Tribunal Administratif d'Orléans — Décision N° TA45-2303971

mercredi 29 novembre 2023

JuridictionTribunal Administratif d'Orléans
SectionTribunal Administratif d'Orléans
N° DossierTA45-2303971
TypeOrdonnance
RecoursExcès de pouvoir
PublicationD

Texte intégral

Vu la procédure suivante :

Par une requête enregistrée le 28 septembre 2023, M. A B doit être regardé comme demandant au juge des référés, sur le fondement de l'article L. 521-2 du code de justice administrative, d'enjoindre au ministre de l'intérieur et des outre-mer de lui restituer son permis.

Il soutient que :

- la validité de son permis a été suspendue pendant neuf mois en raison d'une infraction du 17 avril 2022 de conduite sous l'empire de produits classés comme produits stupéfiants ; à l'issue de cette période, aucun examen médical n'a été réalisé car le médecin de la préfecture avait été informé que son permis de conduire n'était plus valide ; il n'a pas reçu la décision 48 SI ; il est porté atteinte à la liberté d'aller et venir ; il réside dans un village où les transports en commun sont absents.

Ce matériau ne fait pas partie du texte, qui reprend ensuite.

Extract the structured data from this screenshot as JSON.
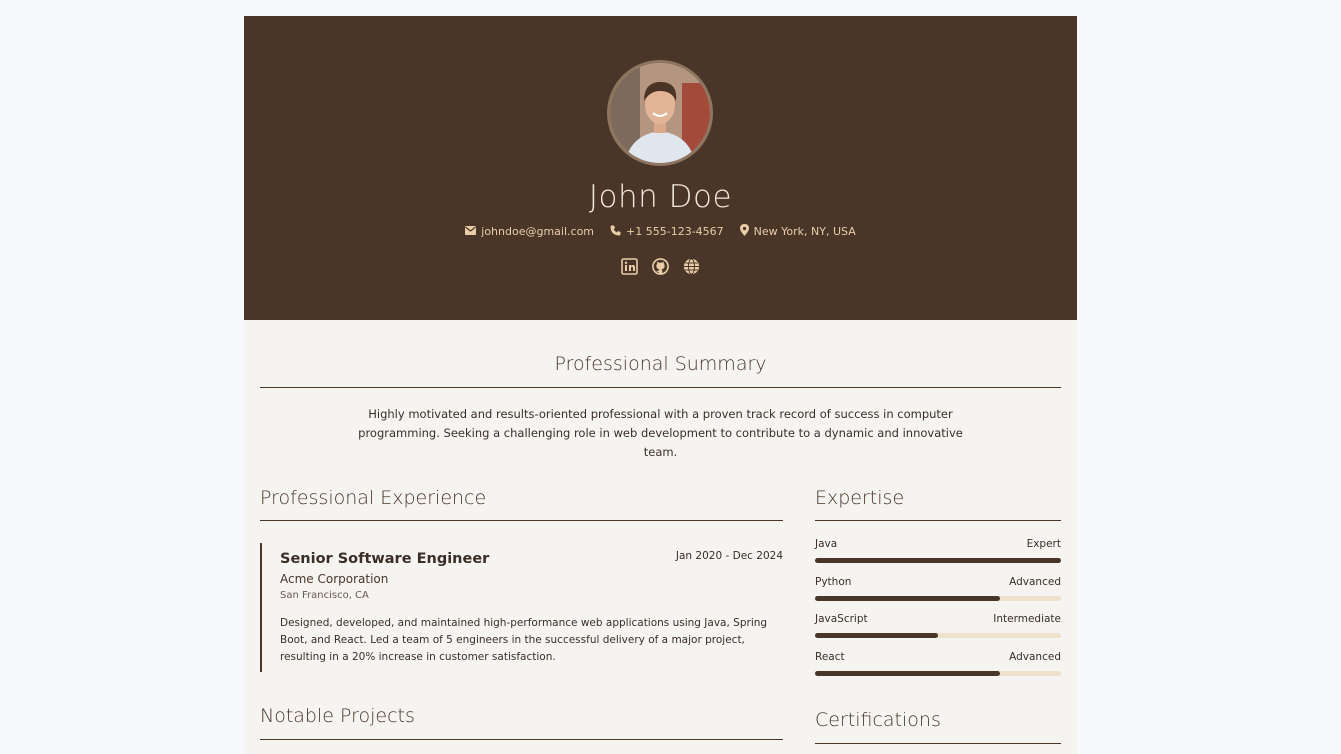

Vu les autres pièces du dossier.

Vu :

- le code de la route ;

- le code de justice administrative.

Le président du tribunal a désigné M. C en application des dispositions de l'article L. 511-2 du code de justice administrative.

Considérant ce qui suit :

1. Aux termes de l'article L. 521-2 du code de justice administrative : " Saisi d'une

demande en ce sens justifiée par l'urgence, le juge des référés peut ordonner toutes mesures

nécessaires à la sauvegarde d'une liberté fondamentale à laquelle une personne morale de droit

public ou un organisme de droit privé chargé de la gestion d'un service public aurait porté, dans

l'exercice d'un de ses pouvoirs, une atteinte grave et manifestement illégale. Le juge des référés se prononce dans un délai de quarante-huit heures " et aux termes de l'article L. 522-1 dudit code : " Le juge des référés statue au terme d'une procédure contradictoire écrite ou orale. Lorsqu'il lui est demandé de prononcer les mesures visées aux articles L. 521-1 et L. 521-2, de les modifier ou d'y mettre fin, il informe sans délai les parties de la date et de l'heure de l'audience publique () ". L'article L. 522-3 dudit code dispose : " Lorsque la demande ne présente pas un caractère d'urgence ou lorsqu'il apparaît manifeste, au vu de la demande, que celle-ci ne relève pas de la compétence de la juridiction administrative, qu'elle est irrecevable ou qu'elle est mal fondée, le juge des référés peut la rejeter par une ordonnance motivée sans qu'il y ait lieu d'appliquer les deux premiers alinéas de l'article L. 522-1. ".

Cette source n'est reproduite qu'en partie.